Konrad Abeltshauser is hoping to help Germany show it belongs at the IIHF world junior championship.

Konrad Abeltshauser is hoping to help Germany show it belongs at the IIHF world junior championship.

The Halifax Mooseheads defenceman from Bad Tolz, Germany, will be a key player when his country, after a one-year hiatus, returns to the event’s top division starting on Boxing Day in Buffalo and Niagara Falls, N.Y.

Germany was relegated to the second-division WJC last year.

“We have to try and stay in the A pool and I think we have a good chance,” said Abeltshauser, who had four assists and a plus-9 rating in five games last year.

“The past couple of years we’ve been up and down, but now we have a good team and we want to stay there.”

Germany is in a preliminary-round group with the United States, Finland, Switzerland and Slovakia. While the U.S. is the defending gold medallist and Finland often ices solid teams, Germany could contend for the third and final playoff spot along with Switzerland and Slovakia.

“Those are two teams we can beat if we play good,” Abeltshauser said. “If we beat those two teams, we won’t be in the relegation round.”

The six-foot-four 196-pounder is optimistic because Germany’s roster is loaded with returnees from last year’s second-division event. He could be one of as many as seven players from the Canadian Hockey League on the team, while many of the others have pro experience in Germany.

“All of our players have great character and they all work hard,” Abeltshauser said. “We might not be as skilled but we always try to work harder than the other team.”

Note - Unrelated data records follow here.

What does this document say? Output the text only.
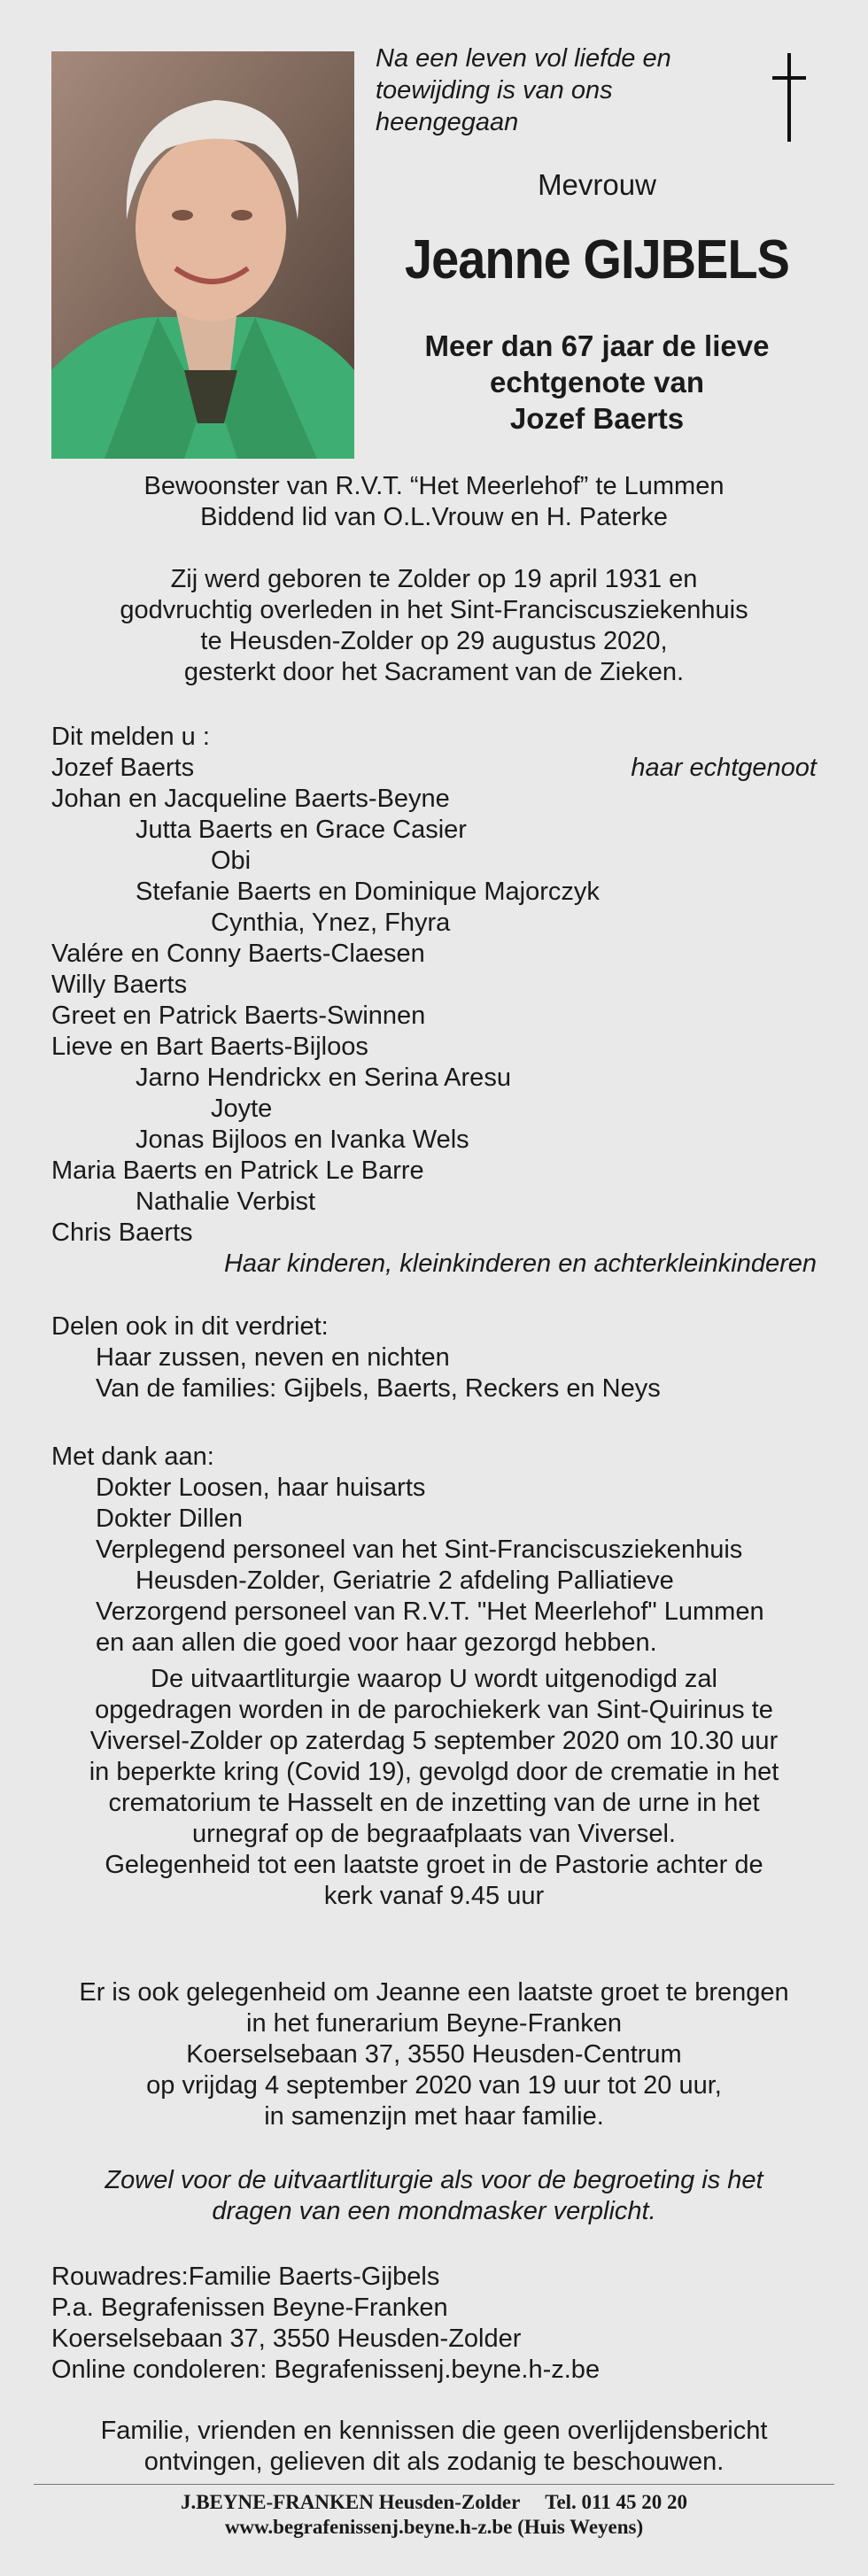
Na een leven vol liefde en
toewijding is van ons
heengegaan
Mevrouw
Jeanne GIJBELS
Meer dan 67 jaar de lieve
echtgenote van
Jozef Baerts
Bewoonster van R.V.T. “Het Meerlehof” te Lummen
Biddend lid van O.L.Vrouw en H. Paterke
Zij werd geboren te Zolder op 19 april 1931 en
godvruchtig overleden in het Sint-Franciscusziekenhuis
te Heusden-Zolder op 29 augustus 2020,
gesterkt door het Sacrament van de Zieken.
Dit melden u :
Jozef Baerts	haar echtgenoot
Johan en Jacqueline Baerts-Beyne
Jutta Baerts en Grace Casier
Obi
Stefanie Baerts en Dominique Majorczyk
Cynthia, Ynez, Fhyra
Valére en Conny Baerts-Claesen
Willy Baerts
Greet en Patrick Baerts-Swinnen
Lieve en Bart Baerts-Bijloos
Jarno Hendrickx en Serina Aresu
Joyte
Jonas Bijloos en Ivanka Wels
Maria Baerts en Patrick Le Barre
Nathalie Verbist
Chris Baerts
Haar kinderen, kleinkinderen en achterkleinkinderen
Delen ook in dit verdriet:
Haar zussen, neven en nichten
Van de families: Gijbels, Baerts, Reckers en Neys
Met dank aan:
Dokter Loosen, haar huisarts
Dokter Dillen
Verplegend personeel van het Sint-Franciscusziekenhuis
Heusden-Zolder, Geriatrie 2 afdeling Palliatieve
Verzorgend personeel van R.V.T. "Het Meerlehof" Lummen
en aan allen die goed voor haar gezorgd hebben.
De uitvaartliturgie waarop U wordt uitgenodigd zal
opgedragen worden in de parochiekerk van Sint-Quirinus te
Viversel-Zolder op zaterdag 5 september 2020 om 10.30 uur
in beperkte kring (Covid 19), gevolgd door de crematie in het
crematorium te Hasselt en de inzetting van de urne in het
urnegraf op de begraafplaats van Viversel.
Gelegenheid tot een laatste groet in de Pastorie achter de
kerk vanaf 9.45 uur
Er is ook gelegenheid om Jeanne een laatste groet te brengen
in het funerarium Beyne-Franken
Koerselsebaan 37, 3550 Heusden-Centrum
op vrijdag 4 september 2020 van 19 uur tot 20 uur,
in samenzijn met haar familie.
Zowel voor de uitvaartliturgie als voor de begroeting is het
dragen van een mondmasker verplicht.
Rouwadres:Familie Baerts-Gijbels
P.a. Begrafenissen Beyne-Franken
Koerselsebaan 37, 3550 Heusden-Zolder
Online condoleren: Begrafenissenj.beyne.h-z.be
Familie, vrienden en kennissen die geen overlijdensbericht
ontvingen, gelieven dit als zodanig te beschouwen.
J.BEYNE-FRANKEN Heusden-Zolder     Tel. 011 45 20 20
www.begrafenissenj.beyne.h-z.be (Huis Weyens)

Abeltshauser, an 18-year-old who was drafted in the sixth round (163rd overall) of the 2010 NHL draft by the San Jose Sharks, has logged plenty of ice time with the Mooseheads this season, recording three goals, 10 assists and a minus-16 rating in 32 games.

With Germany expected to employ a defensive game plan, a good tournament from Abeltshauser will help their cause.

“We try to keep the game as tight as possible, and sometimes you get a lucky bounce and win the game nobody expected you to win,” he said.